Colocó la mano sobre el panel táctil, que la escaneó antes de abrirse. El interior del diminuto armario contenía únicamente unas zapatillas y una muda de ropa estilo informal.
La muchacha agradecía que entre las muchas comodidades de la nave Kolindae hubiera ropa, porque la ajustada prenda de la estasis era más reveladora que si fuera desnuda.
Se puso la falda, ancha y larga hasta las rodillas, y después la blusa. No se quitó el traje de estasis, naturalmente; todos los pasajeros de la nave tenían prohibido hacerlo, puesto que a través de sus microsensores el ordenador de abordo podía registrar sus signos vitales y hacer su viaje más placentero.
O eso decía la propaganda. A Mara solo le había causado dolores de cabeza con tantas idas y venidas de la estasis.
Suspiró y después de dudar un momento, decidió quedarse descalza. Le gustaba el contacto del suelo cálido bajo sus pies, como si estuviera en la playa, pero sin molesta arena.
Colocando de nuevo la mano sobre el panel táctil hizo que la puerta de su armario se cerrara, y ella finalmente se giró para salir de la estancia circular en la que había estado durmiendo con otros nueve desconocidos.
—Me he tomado la libertad de prepararle un chocolate caliente —indicó el computador desde el mismo pequeño altavoz, como si solo hablara para ella—. Si lo desea, la espera en la sala de esparcimiento.

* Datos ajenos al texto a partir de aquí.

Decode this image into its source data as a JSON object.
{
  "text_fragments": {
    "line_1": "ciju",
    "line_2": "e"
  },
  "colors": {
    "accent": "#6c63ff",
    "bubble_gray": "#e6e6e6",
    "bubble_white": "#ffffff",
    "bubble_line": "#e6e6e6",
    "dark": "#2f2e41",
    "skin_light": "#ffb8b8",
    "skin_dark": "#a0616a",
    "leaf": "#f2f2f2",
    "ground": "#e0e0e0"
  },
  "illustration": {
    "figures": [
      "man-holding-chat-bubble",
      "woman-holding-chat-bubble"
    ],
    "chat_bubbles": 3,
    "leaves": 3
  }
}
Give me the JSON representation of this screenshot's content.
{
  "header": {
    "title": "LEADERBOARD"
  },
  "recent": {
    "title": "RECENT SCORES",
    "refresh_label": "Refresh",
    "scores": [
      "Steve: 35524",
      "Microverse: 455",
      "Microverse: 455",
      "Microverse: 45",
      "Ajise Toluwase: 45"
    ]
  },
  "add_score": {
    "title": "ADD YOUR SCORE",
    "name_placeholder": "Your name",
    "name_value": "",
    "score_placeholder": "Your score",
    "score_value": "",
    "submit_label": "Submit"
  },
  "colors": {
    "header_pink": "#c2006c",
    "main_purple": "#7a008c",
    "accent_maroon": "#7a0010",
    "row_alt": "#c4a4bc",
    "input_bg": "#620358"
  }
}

—Gracias —dijo Mara antes de recordar que era un ordenador, que no tenía sentimientos ni tampoco había por qué agradecerle nada.
Bueno, los buenos modales eran importantes, eso decía siempre su abuela. Claro que su abuela había odiado las máquinas hasta el mismísimo día de su muerte, cuando se negó a ser conectada a una para poder vivir unos años más, dejándola sola en la Tierra.
La muchacha recorrió el corredor desde la sala uno, diez, a, hasta el lugar donde el muy eficiente computador decía haberle preparado un chocolate. Que no lo habría preparado, se recordó Mara, sino que sencillamente estaría listo para cuando ella apretara el botón correspondiente.
La sala de esparcimiento era amplia pero no daba sensación de vacío, sino más bien de agradable plenitud. Había estanterías en las paredes revestidas de madera, y artefactos de aspecto y textura similar a los libros de papel, aunque en su interior las páginas no eran más que hologramas.
Hacía mucho que Mara no veía un libro de papel de verdad. Eso la ponía triste.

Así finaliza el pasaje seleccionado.